The revelation that East Coast had massaged its train performance has angered some other train operators. Even when East Coast went public with special timetables during the snow and ice in December it did so to make the timetable robust. This seems to suggest that the operation of a special timetable was operationally-led rather than customer-led.
Yes, snow and ice does have a major impact on running long-distance, high speed train. Snow is thrown un up and sticks under the train. This then forms into packed ice which at high speed then falls off and can either bounce under the train with the potential to cause damage under the train, or can be thrown up the side of the train damaging the outer skins of windows. The packed ice also has to be melted and removed on depots at night to allow safety inspections to take place each night on depots.
In contrast to East Coast, Virgin Trains took the decision to continue to operate its normal timetable. Yes, there were delays but as a senior Virgin Trains manager told LEYTR, "For our passengers the fact that they had confidence that their train would run was more important than performance. We served all destinations throughout the two periods of bad weather and during December out of more that 4000 trains book to run we operated around 94.5%. Performance was just under 66%."
The VT man added: "over half of our passengers make reservations before travel, so to alter the timetable also causes massive inconvenience. There are also many thousands of passengers who travel by rail just once a year and can be really confused with by timetable changes and disruption".
This is true though. Imagine booking an Advance train ticket where the advertised departure is the only one one which travel is permitted for the low price paid and assuming sufficient time is built into your connection at King's Cross or Leeds only to find that your service is running 28 minutes late, that you've either missed or likely to miss your connection on which you must travel, and yet East Coast provide another punctual journey.
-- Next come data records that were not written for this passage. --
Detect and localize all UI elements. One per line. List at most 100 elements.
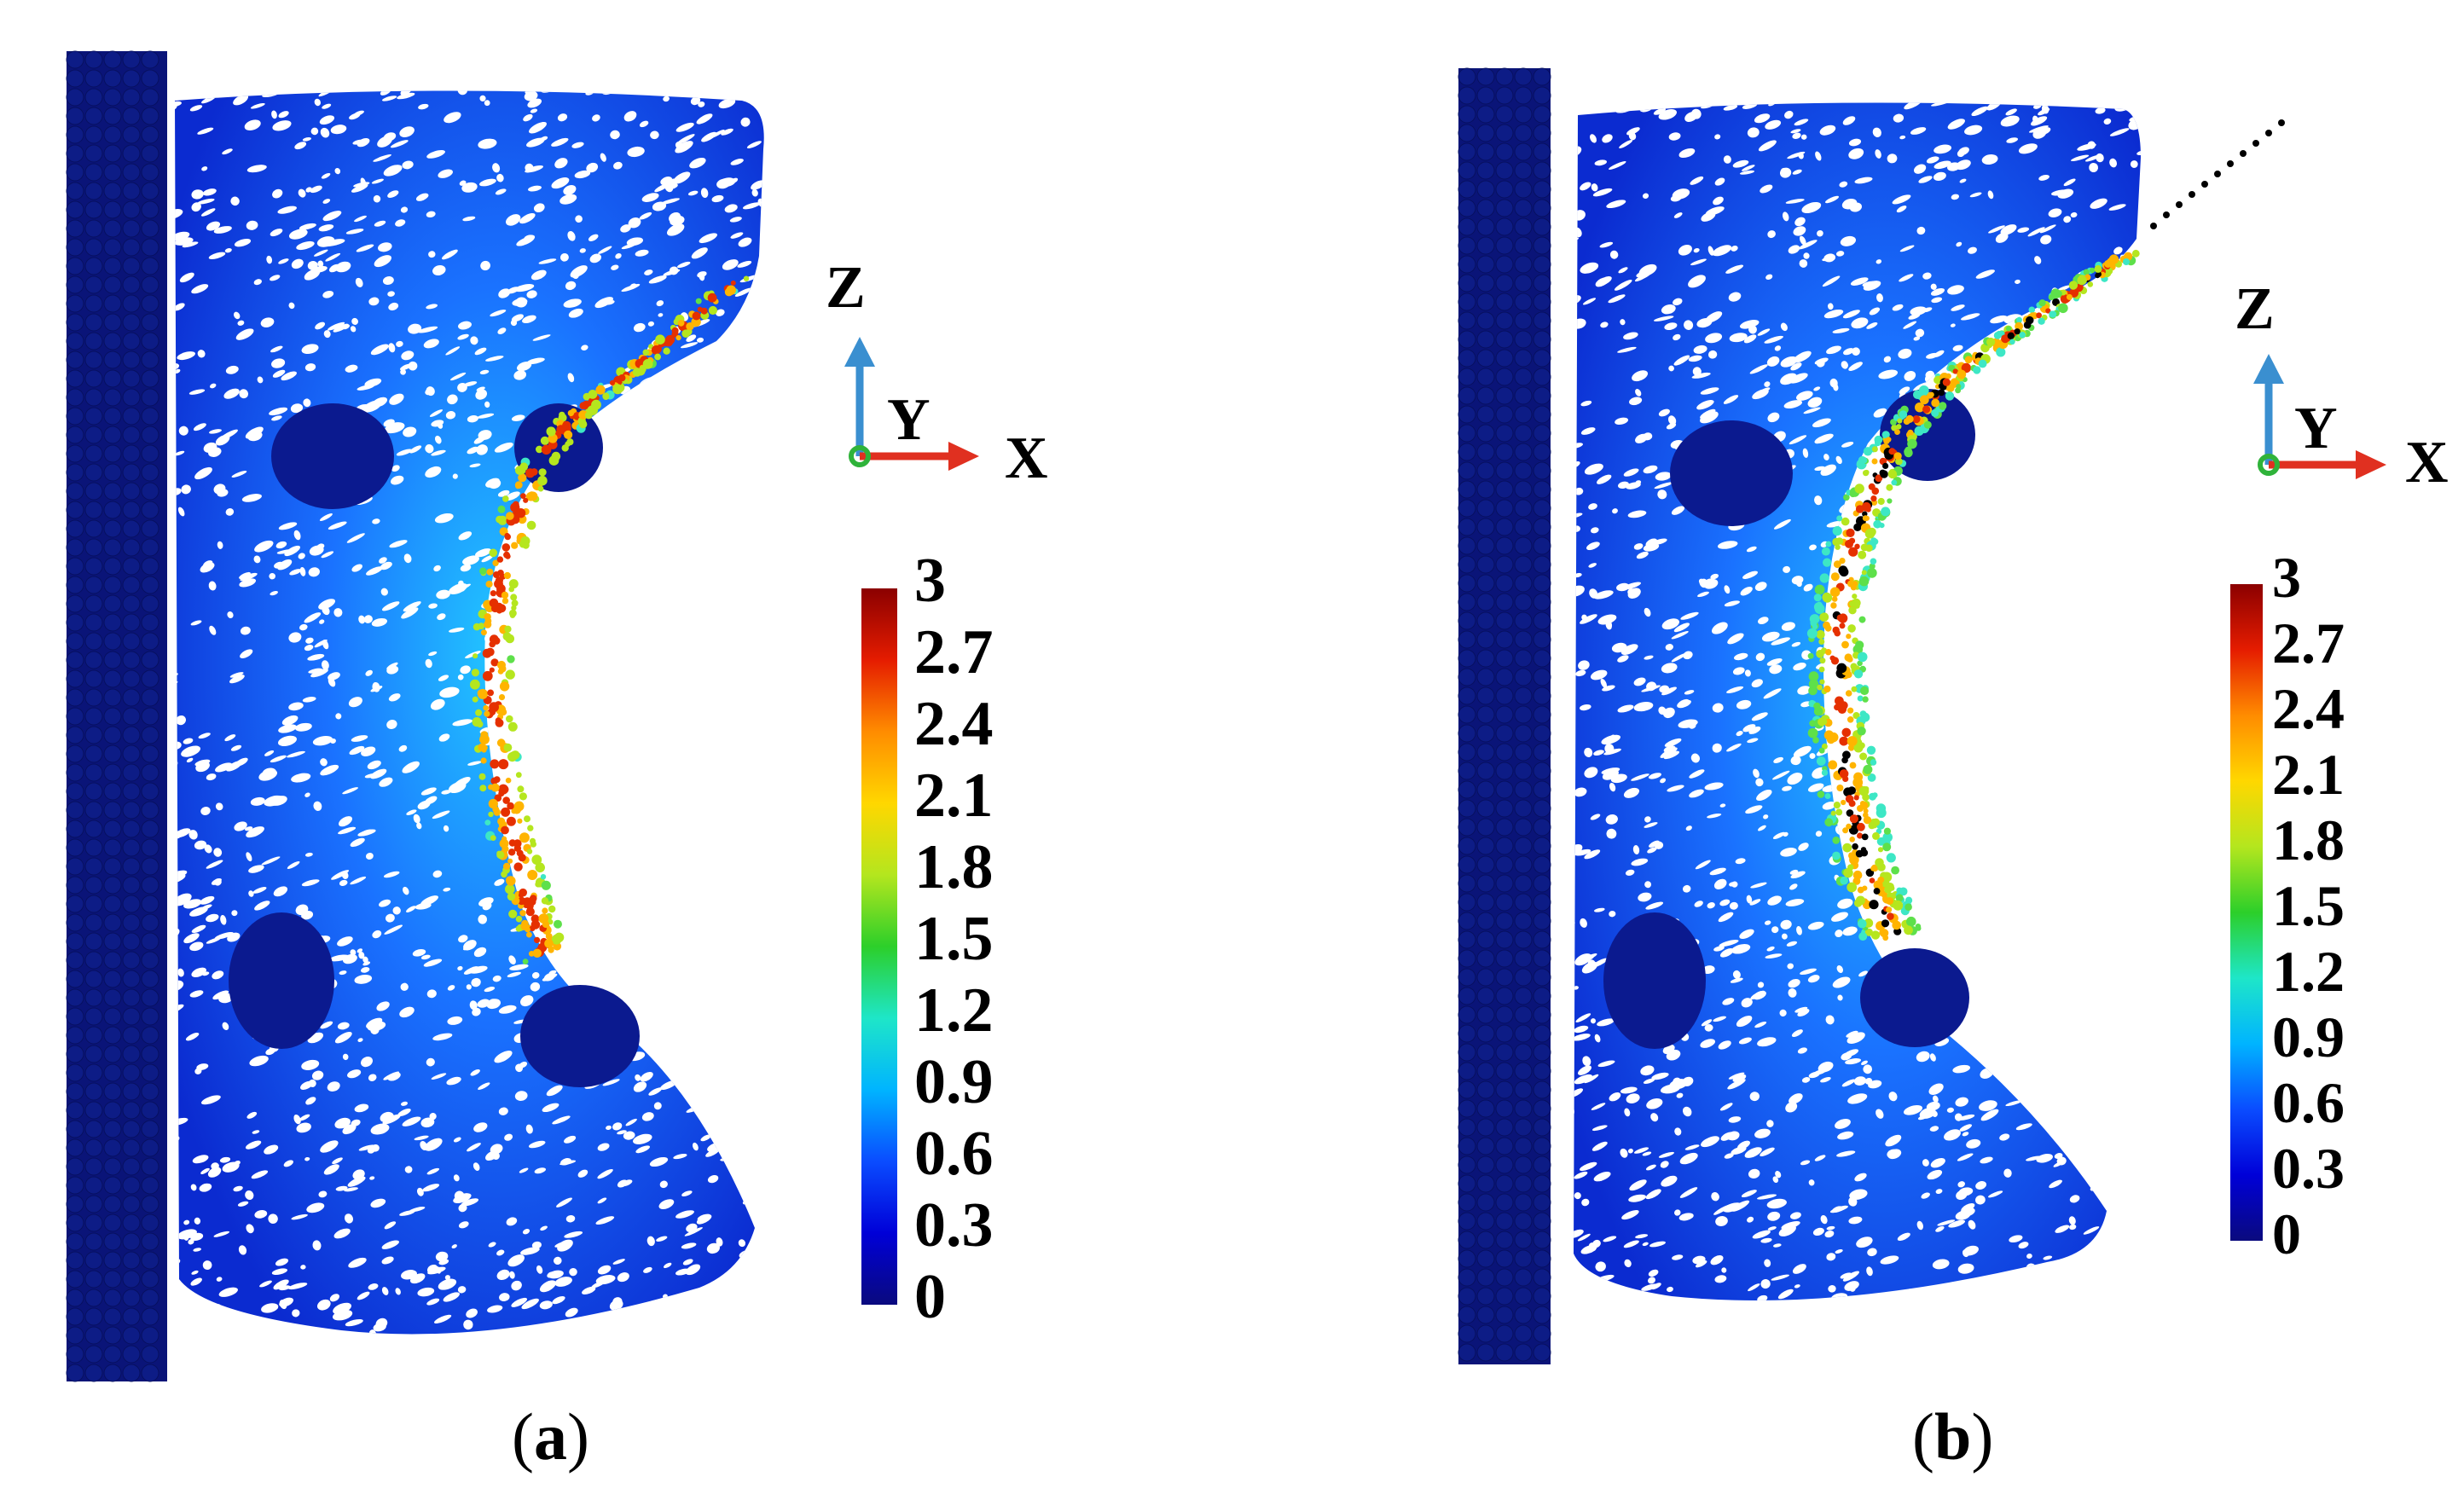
wall-particle	[1458, 630, 1476, 649]
damage-particle	[1877, 876, 1885, 883]
void-speck	[1959, 875, 1980, 883]
damage-particle	[534, 936, 541, 943]
damage-particle	[1868, 821, 1876, 830]
damage-particle	[1886, 906, 1893, 913]
void-speck	[303, 398, 311, 408]
void-speck	[733, 375, 751, 387]
void-speck	[423, 958, 443, 967]
void-speck	[461, 182, 478, 193]
void-speck	[197, 198, 215, 205]
void-speck	[296, 240, 315, 251]
void-speck	[209, 429, 222, 434]
void-speck	[1788, 988, 1797, 998]
void-speck	[2074, 638, 2090, 646]
void-speck	[190, 1232, 204, 1242]
void-speck	[537, 720, 548, 730]
void-speck	[2102, 1039, 2110, 1044]
void-speck	[368, 1283, 379, 1290]
void-speck	[531, 971, 540, 979]
damage-particle	[481, 747, 487, 753]
void-speck	[1737, 1140, 1750, 1150]
void-speck	[2090, 597, 2096, 603]
wall-particle	[1458, 1231, 1476, 1249]
damage-particle	[1864, 529, 1876, 539]
void-speck	[273, 1279, 289, 1290]
void-speck	[1649, 1241, 1666, 1248]
void-speck	[614, 865, 632, 876]
void-speck	[539, 1280, 556, 1293]
void-speck	[597, 1197, 607, 1204]
void-speck	[642, 962, 652, 972]
void-speck	[1800, 1160, 1811, 1166]
wall-particle	[141, 651, 159, 669]
void-speck	[1847, 1032, 1865, 1044]
void-speck	[530, 982, 541, 992]
void-speck	[746, 141, 762, 148]
void-speck	[1926, 1101, 1940, 1111]
void-speck	[391, 475, 404, 485]
damage-particle	[1865, 544, 1873, 552]
void-speck	[1591, 1239, 1601, 1248]
void-speck	[1814, 1155, 1826, 1161]
wall-particle	[141, 1307, 159, 1326]
void-speck	[1851, 317, 1869, 329]
void-speck	[675, 653, 689, 663]
void-speck	[208, 581, 217, 591]
void-speck	[222, 148, 233, 155]
wall-particle	[122, 688, 141, 707]
wall-particle	[1495, 443, 1514, 461]
wall-particle	[122, 1195, 141, 1213]
damage-particle	[1955, 387, 1962, 394]
wall-particle	[1514, 649, 1533, 668]
void-speck	[492, 975, 501, 982]
void-speck	[1633, 543, 1644, 550]
void-speck	[1597, 275, 1612, 286]
void-speck	[549, 695, 565, 707]
void-speck	[531, 1241, 542, 1249]
void-speck	[1574, 530, 1576, 536]
void-speck	[1900, 705, 1920, 715]
void-speck	[670, 1014, 677, 1019]
void-speck	[1991, 871, 2004, 883]
void-speck	[596, 517, 603, 524]
damage-particle	[1896, 424, 1902, 430]
void-speck	[2109, 128, 2130, 136]
void-speck	[434, 435, 442, 444]
void-speck	[566, 863, 579, 872]
void-speck	[597, 1168, 613, 1179]
wall-particle	[122, 482, 141, 501]
void-speck	[573, 918, 583, 928]
void-speck	[426, 989, 437, 999]
void-speck	[2078, 399, 2088, 405]
void-speck	[589, 969, 600, 976]
void-speck	[673, 1154, 687, 1160]
void-speck	[476, 444, 488, 455]
damage-particle	[1888, 448, 1896, 455]
void-speck	[2025, 1083, 2033, 1091]
void-speck	[217, 541, 223, 549]
void-speck	[2048, 208, 2062, 217]
void-speck	[753, 437, 761, 447]
void-speck	[646, 632, 661, 642]
void-speck	[1642, 1151, 1652, 1156]
void-speck	[542, 697, 552, 705]
wall-particle	[141, 744, 159, 763]
void-speck	[261, 1303, 279, 1313]
void-speck	[2053, 1160, 2066, 1167]
void-speck	[1968, 1219, 1976, 1230]
wall-particle	[1533, 968, 1551, 987]
damage-particle	[1882, 832, 1893, 843]
void-speck	[1749, 1092, 1760, 1102]
void-speck	[1822, 275, 1841, 287]
void-speck	[1683, 651, 1693, 660]
caption-paren: (	[1912, 1399, 1934, 1474]
wall-particle	[141, 69, 159, 88]
void-speck	[525, 163, 534, 172]
void-speck	[1600, 321, 1609, 328]
void-speck	[175, 488, 182, 495]
wall-particle	[1495, 874, 1514, 893]
wall-particle	[103, 275, 122, 294]
void-speck	[638, 941, 645, 949]
void-speck	[580, 1323, 593, 1334]
void-speck	[698, 489, 710, 496]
If we had the time, m'colleague and I would happily sift through arrival and departure times for Newark or Grantham stations on one specific date and apply the 'window of tolerance' scheduled bus and coach operators have to abide by. It would be very telling indeed.
To end, it's worth pointing out that despite a reduced timetable to make operations more robust, East Coast performance in December was worse than that recorded by opposing Anglo-Scottish operator Virgin Trains.